As a results, the findings of this study demonstrate that ANN-based modeling provides a robust and efficient complementary tool for nuclear reaction analysis and optimization of 124I production. By significantly reducing prediction errors and enabling rapid cross-section estimation over broad energy ranges, AI-driven approaches can support improved beam energy selection, irradiation planning, and production efficiency in medical cyclotron facilities. These advantages are expected to become increasingly important as the clinical demand for high-purity 124I continues to grow, particularly in immunoPET and theranostic applications.
5. Conclusions
In this study, the proton-induced production of iodine-124 was systematically investigated using conventional nuclear reaction codes (TALYS and EMPIRE) alongside an ANN–based modeling approach. The calculated excitation functions for the 124Te(p,n)124I and 126Te(p,3n)124I reactions were benchmarked against available experimental data, and production yield and activity analyses were performed under medically relevant irradiation conditions.
The results demonstrate that while TALYS and EMPIRE are capable of reproducing the general trends of the experimental excitation functions, their predictive accuracy is limited by uncertainties in nuclear input parameters, particularly in near-threshold and high-energy regions. In contrast, the ANN-based model consistently achieved superior agreement with experimental data, as evidenced by significantly lower MSE and RMSE values and high correlation coefficients for both investigated reaction channels. These findings confirm the ability of ANN models to effectively capture the nonlinear relationships between proton energy and reaction cross sections without requiring detailed physical parameterization.

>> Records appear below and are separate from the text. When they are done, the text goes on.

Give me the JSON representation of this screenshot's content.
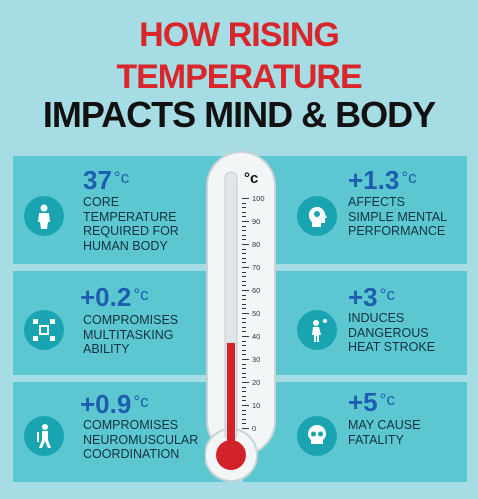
{
  "title": {
    "line1": "HOW RISING",
    "line2": "TEMPERATURE",
    "line3": "IMPACTS MIND & BODY"
  },
  "thermometer": {
    "unit": "°c",
    "scale": [
      "100",
      "90",
      "80",
      "70",
      "60",
      "50",
      "40",
      "30",
      "20",
      "10",
      "0"
    ],
    "level": 37,
    "scale_min": 0,
    "scale_max": 100
  },
  "facts": [
    {
      "value": "37",
      "unit": "°c",
      "text": [
        "CORE",
        "TEMPERATURE",
        "REQUIRED FOR",
        "HUMAN BODY"
      ],
      "icon": "human-body-icon"
    },
    {
      "value": "+1.3",
      "unit": "°c",
      "text": [
        "AFFECTS",
        "SIMPLE MENTAL",
        "PERFORMANCE"
      ],
      "icon": "brain-head-icon"
    },
    {
      "value": "+0.2",
      "unit": "°c",
      "text": [
        "COMPROMISES",
        "MULTITASKING",
        "ABILITY"
      ],
      "icon": "multitasking-icon"
    },
    {
      "value": "+3",
      "unit": "°c",
      "text": [
        "INDUCES",
        "DANGEROUS",
        "HEAT STROKE"
      ],
      "icon": "heat-stroke-icon"
    },
    {
      "value": "+0.9",
      "unit": "°c",
      "text": [
        "COMPROMISES",
        "NEUROMUSCULAR",
        "COORDINATION"
      ],
      "icon": "neuromuscular-icon"
    },
    {
      "value": "+5",
      "unit": "°c",
      "text": [
        "MAY CAUSE",
        "FATALITY"
      ],
      "icon": "skull-icon"
    }
  ],
  "colors": {
    "background": "#a6dde4",
    "band": "#5cc7d0",
    "icon_circle": "#1aa3b0",
    "value": "#1d5fae",
    "title_red": "#d9262b",
    "mercury": "#d2232a"
  }
}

From a production perspective, the calculated activity and yield values indicate that both reaction routes are feasible for clinical-scale 124I production, with the 126Te(p,3n) reaction offering higher yields at the expense of increased cyclotron energy requirements. The ANN-based predictions provide a practical advantage by enabling rapid and reliable cross-section estimation across broad energy ranges, thereby supporting optimized beam energy selection and irradiation planning in medical cyclotron facilities.
This study highlights the potential of ANN-based approaches as complementary tools to conventional nuclear reaction modeling for medical radioisotope production. By improving predictive accuracy and reducing reliance on extensive experimental trial-and-error, artificial intelligence–driven methods can contribute to more efficient, cost-effective, and scalable production of iodine-124. Future work may focus on integrating physics-informed constraints, expanding training datasets, and extending the approach to other clinically important radionuclides to further enhance the robustness and generalizability of AI-assisted nuclear data modeling.